I was saddened after reading the recent Commentary in the May 2020 issue.
However one feels about affirmative action, no reader comes away having a better understanding of the issues or policy choices after reading the column. Instead the reader is bombarded with legislative jargon, lots of strung together aggrandizing sentences and quotes, including a quotation by Edmund Burke and some obscure comment from some unnamed “college student” in the Dartmouth Review. Honestly it’s not clear how Burke’s statement about “justice” applies towards having an understanding of affirmative action, except as a sophistic embellishment that the vague premise is supported by one of the great legal scholars in history. I guess. Burke said so, so that’s that.
Okay fine, but then we are told the absentee ballots are bunk because the author culls some statement Jimmy Carter made from a 2005 Commission, which we are assured is legit because? Because Carter is not a Republican or a “bone spurs” President? Really? Oregon and Washington State have been doing absentee ballots for years without problems. And why not source more recent bodies of research other than a politically appointed Commission in 2005 or some random quote from a politician who wrote something in the Wall Street Journal. You don’t stir the pot of research with a toothpick.

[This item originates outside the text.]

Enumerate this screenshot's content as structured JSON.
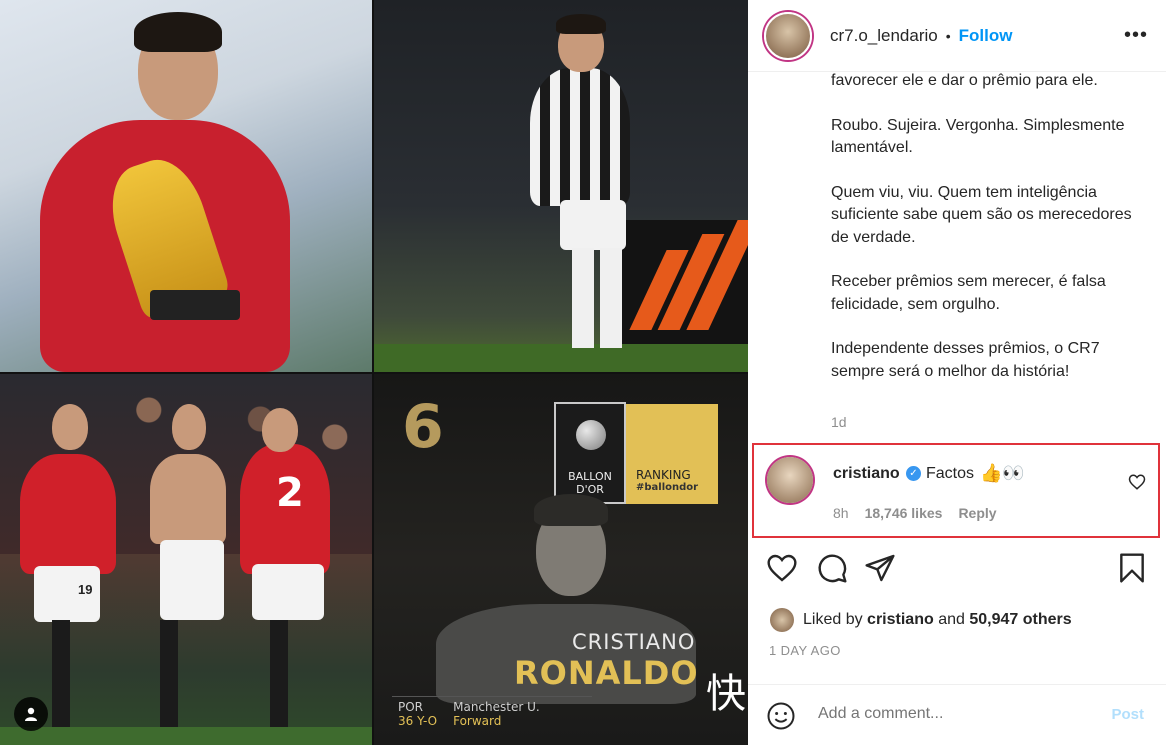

How about recent studies by the Brennan Center, or MIT? Why did you also contemporaneously ignore the largest study to date on vote-by-mail — written about in the 16 April 2020 Washington Post? That study was done by Daniel M. Thompson, Jennifer Wu, Jesse Yoder, and Andrew B. Hall from Stanford University with the conclusion that there was no partisan advantage.
You are a Californian. You know about Stanford University. How come you gotta reach way back to the Bush administration and use some random politician’s quote to contrive a slanted argument?